There are all kinds of ways to make air cleaner – everything from the simple to the substantial and from the subliminal to the sensational.
From an earlier post – “Air pollution: The enormity of it all,” I listed various pollution sources. Repeating those here, these are:
- Commercial (Business)
- Construction (and Demolition)
- Energy Production
- Industrial (and Dredging, Drilling, Excavating and Mining)
Strategies to reduce emissions from transportation have already been covered in very thorough detail as have energy-production-emissions-reduction strategies. (See: “Emissions reduction that works” and others).
For those covered in less thorough detail or not at all, it’s high time those sectors receive their due.
In agriculture, for instance, there are pollution-producing farm- or ranch-related activities.
Operation of on-farm equipment is but one, especially equipment like tractors, harvesters, etc. that rely on the use of fossil fuels. The same would be true regarding energy production, construction/demolition, industrial operations, etc.
For agriculture, replacing diesel pumps with electric pumps is far and away the most effective method of reducing on-farm emissions where pump use is concerned.
No connection to the electric grid? No problem.
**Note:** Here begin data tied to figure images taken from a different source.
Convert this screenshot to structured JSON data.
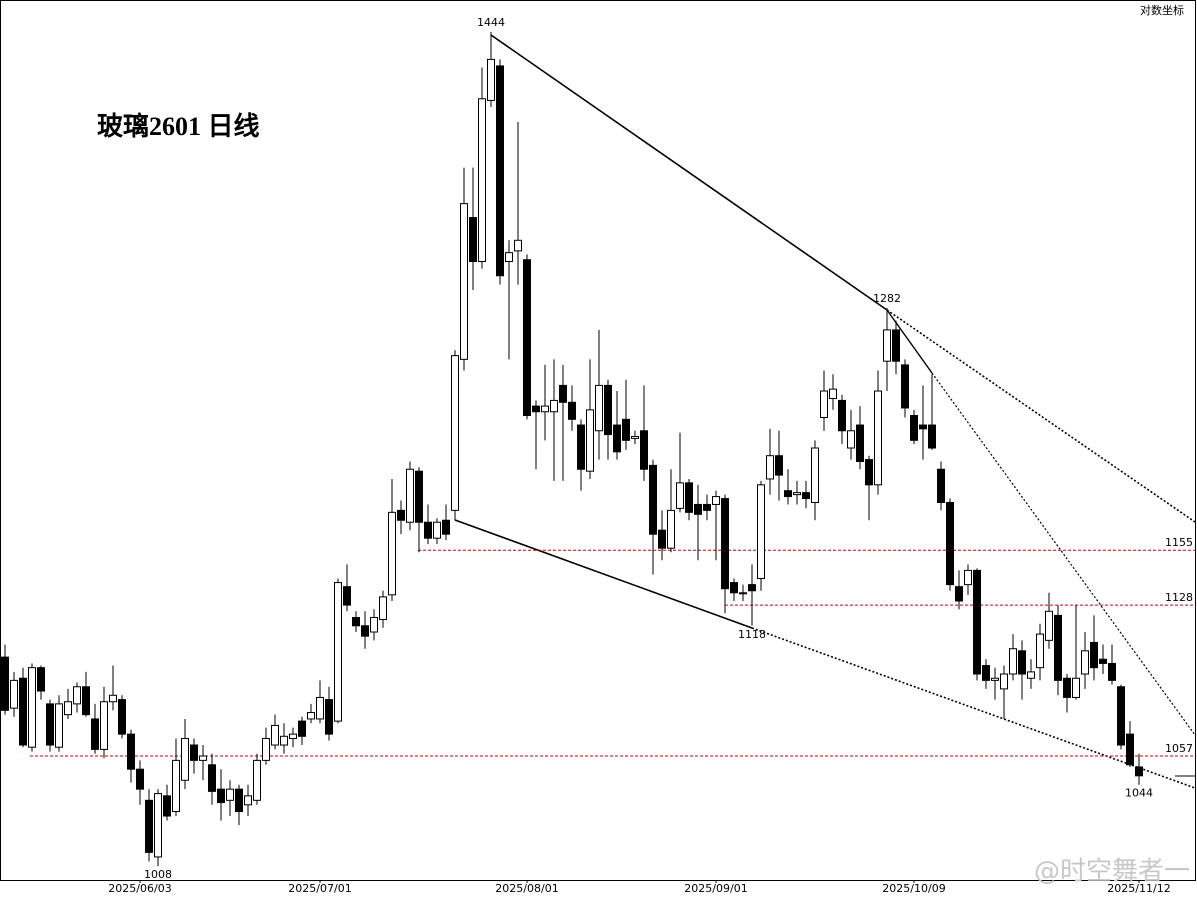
{
  "chart_data": {
    "type": "candlestick",
    "title": "玻璃2601 日线",
    "scale_label": "对数坐标",
    "watermark": "@时空舞者一",
    "log_scale": true,
    "ylim": [
      1002,
      1464
    ],
    "up_color": "#ffffff",
    "down_color": "#000000",
    "line_color": "#000000",
    "hline_color": "#cc0000",
    "categories": [
      null,
      null,
      null,
      null,
      null,
      null,
      null,
      null,
      null,
      null,
      null,
      null,
      null,
      null,
      null,
      "2025/06/03",
      null,
      null,
      null,
      null,
      null,
      null,
      null,
      null,
      null,
      null,
      null,
      null,
      null,
      null,
      null,
      null,
      null,
      null,
      null,
      "2025/07/01",
      null,
      null,
      null,
      null,
      null,
      null,
      null,
      null,
      null,
      null,
      null,
      null,
      null,
      null,
      null,
      null,
      null,
      null,
      null,
      null,
      null,
      null,
      "2025/08/01",
      null,
      null,
      null,
      null,
      null,
      null,
      null,
      null,
      null,
      null,
      null,
      null,
      null,
      null,
      null,
      null,
      null,
      null,
      null,
      null,
      "2025/09/01",
      null,
      null,
      null,
      null,
      null,
      null,
      null,
      null,
      null,
      null,
      null,
      null,
      null,
      null,
      null,
      null,
      null,
      null,
      null,
      null,
      null,
      "2025/10/09",
      null,
      null,
      null,
      null,
      null,
      null,
      null,
      null,
      null,
      null,
      null,
      null,
      null,
      null,
      null,
      null,
      null,
      null,
      null,
      null,
      null,
      null,
      null,
      null,
      "2025/11/12"
    ],
    "open": [
      1103,
      1079,
      1093,
      1061,
      1098,
      1081,
      1061,
      1076,
      1081,
      1089,
      1074,
      1060,
      1082,
      1083,
      1067,
      1051,
      1037,
      1012,
      1039,
      1032,
      1046,
      1062,
      1055,
      1053,
      1042,
      1037,
      1042,
      1035,
      1037,
      1055,
      1062,
      1062,
      1065,
      1073,
      1074,
      1074,
      1083,
      1073,
      1137,
      1122,
      1118,
      1115,
      1121,
      1133,
      1175,
      1169,
      1195,
      1169,
      1161,
      1170,
      1175,
      1254,
      1333,
      1308,
      1402,
      1423,
      1308,
      1314,
      1309,
      1229,
      1226,
      1226,
      1240,
      1231,
      1219,
      1195,
      1216,
      1240,
      1219,
      1222,
      1212,
      1216,
      1198,
      1165,
      1156,
      1176,
      1189,
      1178,
      1178,
      1178,
      1181,
      1139,
      1134,
      1138,
      1141,
      1191,
      1203,
      1185,
      1183,
      1184,
      1179,
      1223,
      1233,
      1232,
      1207,
      1219,
      1201,
      1188,
      1253,
      1270,
      1251,
      1224,
      1219,
      1219,
      1196,
      1179,
      1137,
      1138,
      1145,
      1099,
      1092,
      1088,
      1095,
      1106,
      1093,
      1098,
      1111,
      1123,
      1093,
      1084,
      1095,
      1110,
      1102,
      1100,
      1089,
      1067,
      1052
    ],
    "high": [
      1109,
      1096,
      1098,
      1100,
      1099,
      1083,
      1085,
      1088,
      1091,
      1096,
      1081,
      1089,
      1099,
      1085,
      1069,
      1055,
      1042,
      1042,
      1044,
      1065,
      1074,
      1065,
      1062,
      1058,
      1051,
      1046,
      1044,
      1044,
      1058,
      1070,
      1076,
      1072,
      1070,
      1075,
      1081,
      1092,
      1089,
      1141,
      1148,
      1125,
      1125,
      1126,
      1135,
      1191,
      1180,
      1200,
      1197,
      1178,
      1171,
      1178,
      1259,
      1362,
      1362,
      1422,
      1444,
      1427,
      1320,
      1389,
      1312,
      1232,
      1251,
      1254,
      1251,
      1240,
      1222,
      1254,
      1270,
      1243,
      1237,
      1243,
      1216,
      1240,
      1201,
      1175,
      1196,
      1215,
      1191,
      1188,
      1183,
      1185,
      1183,
      1141,
      1138,
      1148,
      1190,
      1217,
      1216,
      1196,
      1190,
      1190,
      1211,
      1248,
      1246,
      1235,
      1227,
      1229,
      1203,
      1248,
      1282,
      1275,
      1254,
      1227,
      1240,
      1246,
      1200,
      1181,
      1145,
      1148,
      1146,
      1102,
      1098,
      1099,
      1114,
      1111,
      1102,
      1119,
      1134,
      1128,
      1095,
      1128,
      1115,
      1123,
      1109,
      1109,
      1090,
      1073,
      1058
    ],
    "low": [
      1076,
      1075,
      1061,
      1059,
      1083,
      1059,
      1059,
      1074,
      1077,
      1075,
      1058,
      1056,
      1078,
      1065,
      1045,
      1035,
      1010,
      1008,
      1028,
      1030,
      1042,
      1049,
      1046,
      1035,
      1028,
      1030,
      1026,
      1030,
      1035,
      1053,
      1060,
      1058,
      1061,
      1062,
      1072,
      1072,
      1064,
      1072,
      1125,
      1115,
      1107,
      1111,
      1117,
      1130,
      1163,
      1165,
      1154,
      1158,
      1158,
      1160,
      1170,
      1248,
      1292,
      1304,
      1398,
      1295,
      1254,
      1295,
      1222,
      1196,
      1211,
      1190,
      1190,
      1216,
      1185,
      1191,
      1201,
      1201,
      1201,
      1206,
      1209,
      1190,
      1143,
      1150,
      1154,
      1174,
      1170,
      1150,
      1170,
      1150,
      1124,
      1130,
      1130,
      1118,
      1135,
      1183,
      1180,
      1178,
      1178,
      1176,
      1170,
      1216,
      1227,
      1209,
      1201,
      1196,
      1170,
      1183,
      1237,
      1246,
      1223,
      1209,
      1201,
      1206,
      1175,
      1135,
      1126,
      1133,
      1092,
      1088,
      1083,
      1074,
      1092,
      1083,
      1088,
      1092,
      1107,
      1085,
      1077,
      1083,
      1088,
      1092,
      1095,
      1090,
      1060,
      1052,
      1044
    ],
    "close": [
      1078,
      1092,
      1062,
      1098,
      1087,
      1062,
      1081,
      1082,
      1089,
      1076,
      1060,
      1082,
      1085,
      1067,
      1051,
      1042,
      1014,
      1040,
      1030,
      1055,
      1065,
      1055,
      1057,
      1041,
      1036,
      1042,
      1032,
      1039,
      1055,
      1065,
      1071,
      1066,
      1067,
      1066,
      1077,
      1084,
      1067,
      1139,
      1128,
      1118,
      1113,
      1122,
      1132,
      1174,
      1170,
      1196,
      1169,
      1161,
      1169,
      1163,
      1256,
      1341,
      1308,
      1403,
      1427,
      1300,
      1313,
      1320,
      1224,
      1226,
      1229,
      1232,
      1231,
      1222,
      1196,
      1227,
      1240,
      1214,
      1205,
      1211,
      1213,
      1196,
      1163,
      1156,
      1175,
      1189,
      1174,
      1173,
      1175,
      1182,
      1136,
      1134,
      1134,
      1135,
      1188,
      1203,
      1193,
      1182,
      1184,
      1181,
      1207,
      1237,
      1238,
      1216,
      1216,
      1200,
      1188,
      1237,
      1270,
      1253,
      1228,
      1211,
      1217,
      1207,
      1179,
      1138,
      1130,
      1145,
      1095,
      1092,
      1093,
      1095,
      1107,
      1095,
      1096,
      1114,
      1125,
      1092,
      1084,
      1093,
      1106,
      1098,
      1100,
      1092,
      1062,
      1053,
      1048
    ],
    "hlines": [
      1155,
      1128,
      1057
    ],
    "annotations": [
      1444,
      1282,
      1118,
      1008,
      1044
    ]
  }
}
Solar panel or wind-turbine (where applicable) installations can suffice quite nicely. Automatic farming equipment and implements that are able to burn fuel more cleanly and efficiently to cut down on harmful emissions is also quite helpful. And finding ways to prevent the kicking up of dust can go a long way toward helping improve air quality. Earth-friendly farm-byproduct disposal methods like in chipping or shredding capability instead of burning it in open-fields – prohibited in California – or in methane recovery and corresponding animal waste disposal (again, where applicable), all helps.
In commercial operations, any time driving in connection with respective operations can be reduced, corresponding air pollution coming from such can also be lowered. Barring this, by business embracing more sustainable forms of transportation such as electric/gas hybrid or clean-fuel or emissions-free vehicles, is a big plus. The same could be said for the construction and demolition trades.
For restaurants that rely on wood-burning open-pit grills with which to prepare food, if instead of burning wood for cooking, utilizing natural gas or electricity to do the same also helps cut emissions.
And last, but by no means least, is the pollution contribution coming from the residential sector. Even though discussed to some extent in: “Want a smaller carbon footprint? Think ‘inside’ the box,” more on the matter can be mentioned still.
Probably the biggest contributor to home-produced air pollution is outdoor pit and/or indoor fireplace use. Making such much more efficient when it comes to combustion of corresponding fuel sources can go far and do much to reduce negative environmental impact.
Use of solvents and cleaners in the home that either do not add or contribute minimally to air pollution can be chosen over such that are more environmentally harmful. Also residential upgrading techniques as in improving home insulation or employing ways to cut energy losses can be of tremendous environmental benefit. And when it comes to making choices in terms of meeting individual transportation needs opting for sustainable solutions such as in riding a bike, walking or taking public transportation where possible or in choosing where one lives, can provide enormous gains in terms of having a positive environmental impact.
There are, doubtless, more ways to remove contaminants from the air than what was covered here. But this “contaminated-air-remediation strategies” discussion should be of benefit even if all it does is prompt readers to be more mindful of pollution’s contributory causes and mitigation-wise, to be apprised of what’s available to enable one to reduce one’s individual contribution to pollution.